Die Klägerin hat dem Beklagten mit Schreiben vom 22. Februar 1982 mitgeteilt, daß sie ihn wegen der Beitragsschulden der Firma F., Dacharbeiten-Gerüstbau, Kaiserslautern, dem Grunde nach in Anspruch nehme. Dieses Schreiben hat der Beklagte erhalten, wie bereits dem Schreiben seiner Bevollmächtigten vom 20. Juli 1982 zu entnehmen ist. Ausweislich des Nachforschungsergebnisses des Postamtes Karlsruhe ist der Einschreibebrief vom 22. Februar 1982 dem Beklagten bereits am folgenden Tage ausgehändigt worden. Die Mitteilung des Postamtes befindet sich bei den Akten der Beklagten, auf die das Berufungsgericht Bezug genommen hat.

Der Beklagte hat die Beitragsforderung der Klägerin in seinem Schriftsatz vom 12. Juli 1983 auch hinsichtlich der Höhe vorsorglich beanstandet.
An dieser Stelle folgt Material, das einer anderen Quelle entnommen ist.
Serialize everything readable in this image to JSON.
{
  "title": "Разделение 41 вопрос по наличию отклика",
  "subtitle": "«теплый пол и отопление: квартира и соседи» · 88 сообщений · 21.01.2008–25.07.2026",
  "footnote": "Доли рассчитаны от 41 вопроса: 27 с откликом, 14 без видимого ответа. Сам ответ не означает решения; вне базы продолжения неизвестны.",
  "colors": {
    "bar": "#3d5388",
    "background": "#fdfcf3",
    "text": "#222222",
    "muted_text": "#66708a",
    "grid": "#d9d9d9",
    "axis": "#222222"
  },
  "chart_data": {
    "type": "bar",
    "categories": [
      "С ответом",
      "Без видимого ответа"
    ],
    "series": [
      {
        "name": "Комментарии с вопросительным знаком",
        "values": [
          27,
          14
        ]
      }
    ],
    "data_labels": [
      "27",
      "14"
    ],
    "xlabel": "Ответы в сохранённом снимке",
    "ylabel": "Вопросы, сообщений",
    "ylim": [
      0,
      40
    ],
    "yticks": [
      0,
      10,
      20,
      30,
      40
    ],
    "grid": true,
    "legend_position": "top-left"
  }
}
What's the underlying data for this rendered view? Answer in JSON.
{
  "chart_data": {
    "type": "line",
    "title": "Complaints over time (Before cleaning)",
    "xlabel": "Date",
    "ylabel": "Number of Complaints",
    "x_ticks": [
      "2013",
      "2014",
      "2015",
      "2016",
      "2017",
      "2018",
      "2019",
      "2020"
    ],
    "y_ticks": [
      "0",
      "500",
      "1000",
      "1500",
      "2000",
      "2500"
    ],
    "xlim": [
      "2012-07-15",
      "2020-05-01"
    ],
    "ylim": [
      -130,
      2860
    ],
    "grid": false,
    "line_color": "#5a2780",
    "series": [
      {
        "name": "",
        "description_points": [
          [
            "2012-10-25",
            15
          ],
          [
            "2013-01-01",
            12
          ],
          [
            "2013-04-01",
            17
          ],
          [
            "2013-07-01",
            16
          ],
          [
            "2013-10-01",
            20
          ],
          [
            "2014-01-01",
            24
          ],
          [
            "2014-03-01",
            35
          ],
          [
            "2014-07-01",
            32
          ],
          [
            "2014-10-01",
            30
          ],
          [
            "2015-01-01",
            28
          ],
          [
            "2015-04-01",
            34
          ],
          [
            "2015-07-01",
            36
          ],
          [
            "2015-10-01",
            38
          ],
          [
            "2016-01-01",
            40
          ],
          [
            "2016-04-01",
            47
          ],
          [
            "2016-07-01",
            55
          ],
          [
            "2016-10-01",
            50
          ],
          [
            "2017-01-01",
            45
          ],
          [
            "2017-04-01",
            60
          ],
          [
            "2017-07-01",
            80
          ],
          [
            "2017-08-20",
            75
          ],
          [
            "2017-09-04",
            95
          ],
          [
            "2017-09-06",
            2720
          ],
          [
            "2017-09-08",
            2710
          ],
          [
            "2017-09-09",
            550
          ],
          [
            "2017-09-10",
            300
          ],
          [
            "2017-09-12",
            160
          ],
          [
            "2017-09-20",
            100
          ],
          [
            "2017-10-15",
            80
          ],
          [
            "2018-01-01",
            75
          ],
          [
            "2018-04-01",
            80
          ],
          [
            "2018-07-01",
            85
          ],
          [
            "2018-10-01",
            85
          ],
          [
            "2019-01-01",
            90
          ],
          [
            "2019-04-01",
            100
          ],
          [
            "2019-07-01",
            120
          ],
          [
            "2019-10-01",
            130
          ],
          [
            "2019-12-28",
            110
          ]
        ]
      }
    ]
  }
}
Das SG und das LSG haben - aus ihrer rechtlichen Sicht - keine tatsächlichen Feststellungen hinsichtlich der Höhe der Klageforderung getroffen. Der Senat kann die für eine endgültige Entscheidung erforderlichen tatsächlichen Feststellungen nicht selbst treffen, so daß der Rechtsstreit insoweit zur erneuten Verhandlung und Entscheidung an das LSG zurückzuverweisen war. Das Berufungsgericht hat auch über die Kosten des Revisionsverfahrens zu entscheiden.